Doğup büyüdüğüm Çekerek’i çok severim. Sosyal medya üzerinden paylaşılan video, resim, canlı yayın ne görürsem izlerim. Geçen gün çekilen bir videoyu büyük bir hevesle izlemeye başladım. Her şey çok güzel. Toprağımız yeşillenmiş, güneş ilçemizin üzerinde. Videoyu izlerken ilçeye biraz uzakta yaklaşık 15 kattan oluşan ikiz blokları gördüm. Kimileri sevinebilir çok katlı apartmanları görünce ama ben sevinemedim. Doğup büyüdüğümüz tek katlı, bahçeli evlere tepeden bakan kibirli, Çekerek’in doğal görüntüsünü bozan ikiz bloklara bakınca “Dikey mimariye geçiş mi başladı?” sorusu ile içimi bir korku kapladı.
Betonlar arasına sıkışmış yüreğimiz; şimdilik yazdan yaza ilçemizde, köylerimizde nefes alıyor. Ayağımız toprak görüyor. Gökyüzüne sanki elimizi uzatsak dokunabiliriz özgürlüğü ile doyasıya bakıyoruz. Bahçelerimizde eskisi gibi semaverleri yakıyor, çayımızı içiyoruz. Çocuklarımız toprakla, çamurla oynamanın keyfini yaşıyor.
Güzelim ilimizin, ilçemizin beton yığınlarıyla şehirleşeceğini düşünenler derhal bu hevesten dönmeliler. Beton yığını yerine bol bol ağaçlandırma yapmalılar.
Demem şu ki; İnsan, evinin penceresinden bakınca toprağı görmeli, eli erik ağacına değmeli. Erik koparmalı, eliyle silip oracıkta yemeli. Kuşlar daldan penceremize, penceremizden dala uçup konmalı. Dans etmeli, sesi evin içini doldurmalı. Karıncalar basmalı balkonları, bir ayağımız bahçede bir ayağımız evde olmalı. Öyle yakın olmalı insan toprağa.
Dikey yapılaşmanın olduğu şehirlerde, artan nüfus nedeniyle tarım alanlarının daralmaması gerekçesini hoşumuza gitmese de geçerli bulabiliriz. Fakat Yozgat ve ilçelerinin verdiği göçlerle azalan nüfusu, desteklenmeyen tarım ile boş kalan tarım arazileri söz konusu iken dikey yapılaşmayı onaylamak imkânsız.

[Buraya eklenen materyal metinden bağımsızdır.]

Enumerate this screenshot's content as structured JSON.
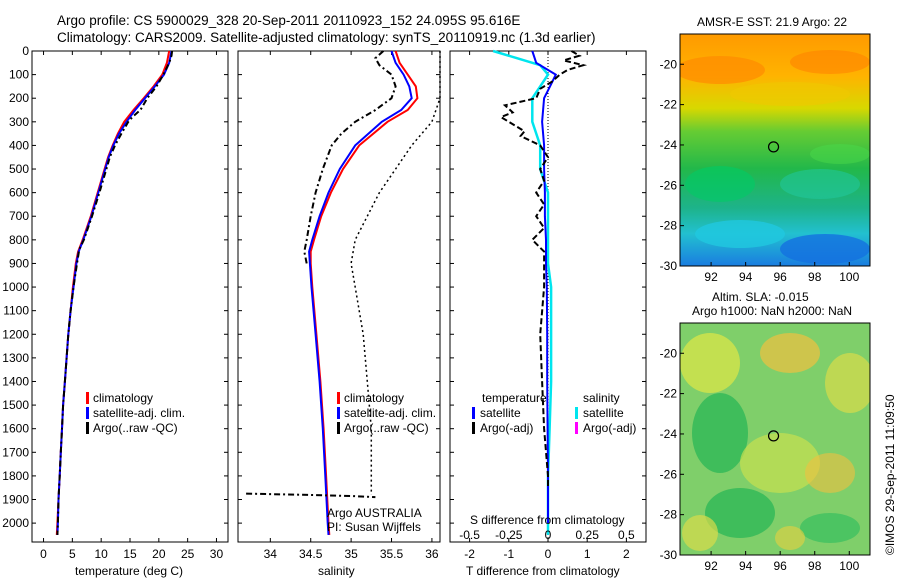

Ben dikey-yatay mimari bilmem. Bildiğim bir şey varsa o da 15 katlı apartmanın 12. katında yaşamdan kopmuşçasına, kuş sesinden uzakta, toprağın, çiçeğin kokusundan habersiz yaşamamalı insan.
İnmeli, Nazım Hikmet gibi saygıyla oturmalı toprağa.